O debate sobre o fim da escala 6×1 ganhou novo capítulo nesta quarta-feira (13), durante audiência pública da comissão especial que analisa a proposta no Congresso Nacional. O ministro da Secretaria-Geral da Presidência, Guilherme Boulos, criticou a possibilidade de compensações financeiras para empresas em caso de aprovação da PEC que reduz a jornada semanal de 44 para 40 horas e amplia o descanso remunerado para dois dias por semana.

Ministro questiona proposta de compensação

Durante a audiência, Boulos comparou a discussão com os reajustes do salário mínimo, afirmando que nunca houve compensação ao setor empresarial nesses casos.
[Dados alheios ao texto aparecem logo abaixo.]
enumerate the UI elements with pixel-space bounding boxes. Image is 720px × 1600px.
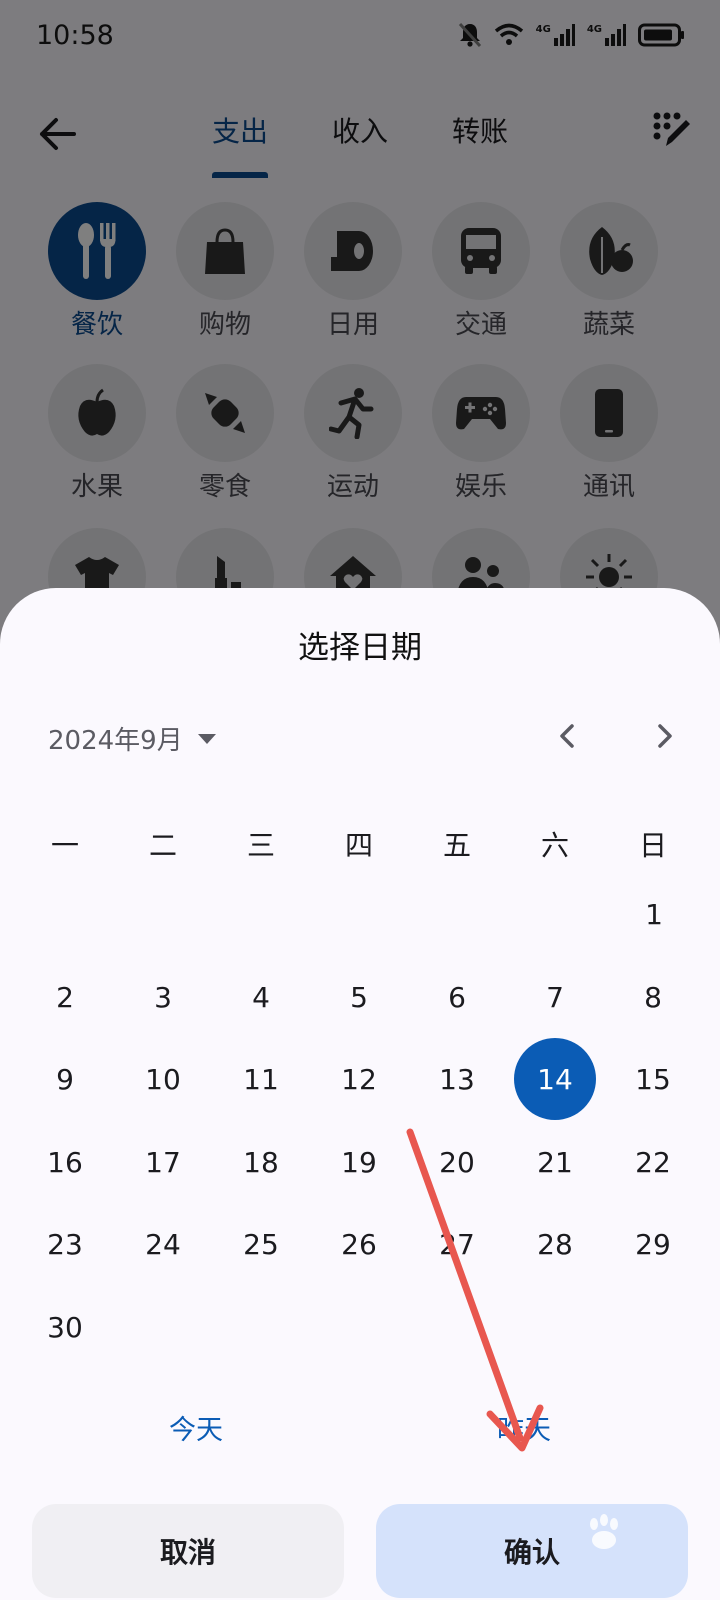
day-cell[interactable]: 16	[24, 1121, 106, 1203]
day-cell[interactable]: 11	[220, 1038, 302, 1120]
today-shortcut-button[interactable]: 今天	[116, 1408, 276, 1447]
selected-day-cell[interactable]: 14	[514, 1038, 596, 1120]
day-cell[interactable]: 5	[318, 956, 400, 1038]
dropdown-triangle-icon	[197, 733, 216, 744]
weekday-tue: 二	[148, 829, 177, 862]
day-cell[interactable]: 7	[514, 956, 596, 1038]
day-cell[interactable]: 23	[24, 1203, 106, 1285]
weekday-wed: 三	[246, 829, 275, 862]
day-cell[interactable]: 13	[416, 1038, 498, 1120]
weekday-fri: 五	[442, 829, 471, 862]
day-cell[interactable]: 28	[514, 1203, 596, 1285]
previous-month-icon[interactable]	[548, 716, 588, 756]
day-cell[interactable]: 19	[318, 1121, 400, 1203]
next-month-icon[interactable]	[644, 716, 684, 756]
sheet-title: 选择日期	[298, 630, 422, 666]
month-label: 2024年9月	[48, 726, 183, 756]
weekday-sun: 日	[638, 829, 667, 862]
day-cell[interactable]: 18	[220, 1121, 302, 1203]
weekday-sat: 六	[540, 829, 569, 862]
weekday-thu: 四	[344, 829, 373, 862]
day-cell[interactable]: 3	[122, 956, 204, 1038]
day-cell[interactable]: 26	[318, 1203, 400, 1285]
day-cell[interactable]: 24	[122, 1203, 204, 1285]
day-cell[interactable]: 21	[514, 1121, 596, 1203]
watermark-logo	[590, 1514, 618, 1549]
day-cell[interactable]: 6	[416, 956, 498, 1038]
day-cell[interactable]: 9	[24, 1038, 106, 1120]
day-cell[interactable]: 8	[612, 956, 694, 1038]
baidu-jingyan-watermark	[560, 1506, 710, 1586]
day-cell[interactable]: 30	[24, 1286, 106, 1368]
day-cell[interactable]: 4	[220, 956, 302, 1038]
day-cell[interactable]: 22	[612, 1121, 694, 1203]
day-cell[interactable]: 25	[220, 1203, 302, 1285]
day-cell[interactable]: 15	[612, 1038, 694, 1120]
day-cell[interactable]: 29	[612, 1203, 694, 1285]
weekday-mon: 一	[50, 829, 79, 862]
day-cell[interactable]: 27	[416, 1203, 498, 1285]
month-year-selector[interactable]: 2024年9月	[48, 720, 217, 757]
day-cell[interactable]: 2	[24, 956, 106, 1038]
yesterday-shortcut-button[interactable]: 昨天	[444, 1408, 604, 1447]
day-cell[interactable]: 12	[318, 1038, 400, 1120]
date-picker-sheet: 选择日期 2024年9月 一 二 三 四 五 六 日 1 2 3 4 5 6 7…	[0, 588, 720, 1600]
day-cell[interactable]: 1	[613, 873, 695, 955]
day-cell[interactable]: 10	[122, 1038, 204, 1120]
day-cell[interactable]: 20	[416, 1121, 498, 1203]
cancel-button[interactable]: 取消	[32, 1504, 344, 1598]
day-cell[interactable]: 17	[122, 1121, 204, 1203]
Segundo ele, estudos do Instituto de Pesquisa Econômica Aplicada (Ipea) apontam impactos econômicos semelhantes entre as duas medidas. O ministro também argumentou que não seria razoável que trabalhadores financiassem benefícios a empresários por meio de impostos após conquistarem redução da jornada.

A proposta em discussão prevê a adoção da escala 5×2, garantindo dois dias consecutivos de descanso semanal. Setores empresariais defendem que a mudança aconteça de forma gradual e com mecanismos de compensação econômica para reduzir possíveis impactos financeiros.

Movimento VAT critica transição gradual

A audiência também contou com a participação de Rick Azevedo, criador do Movimento Vida Além do Trabalho (VAT) e vereador no Rio de Janeiro. Ele relatou experiências pessoais trabalhando por mais de uma década em setores como supermercados, call centers e postos de combustíveis sob a escala 6×1.

Rick afirmou que o modelo atual compromete a qualidade de vida dos trabalhadores e criticou a possibilidade de transição prolongada para implantação da nova jornada. Segundo ele, o tema já vem sendo discutido amplamente desde 2023 e a mudança deveria ocorrer sem novos adiamentos.

Governo articula avanço da PEC

Mais cedo, ministros do governo federal e lideranças da Câmara dos Deputados chegaram a um entendimento para simplificar o texto da PEC do fim da escala 6×1. A proposta deverá incluir na Constituição a previsão de descanso remunerado em dois dias da semana e a redução da carga horária semanal.

Além da PEC, o governo também pretende acelerar a tramitação de um projeto de lei enviado pelo presidente Luiz Inácio Lula da Silva. O texto deve tratar de regras específicas para algumas categorias profissionais e adequar a legislação trabalhista ao novo modelo. Entre os pontos ainda em discussão estão justamente a existência de compensações ao setor empresarial e a definição de um período de transição.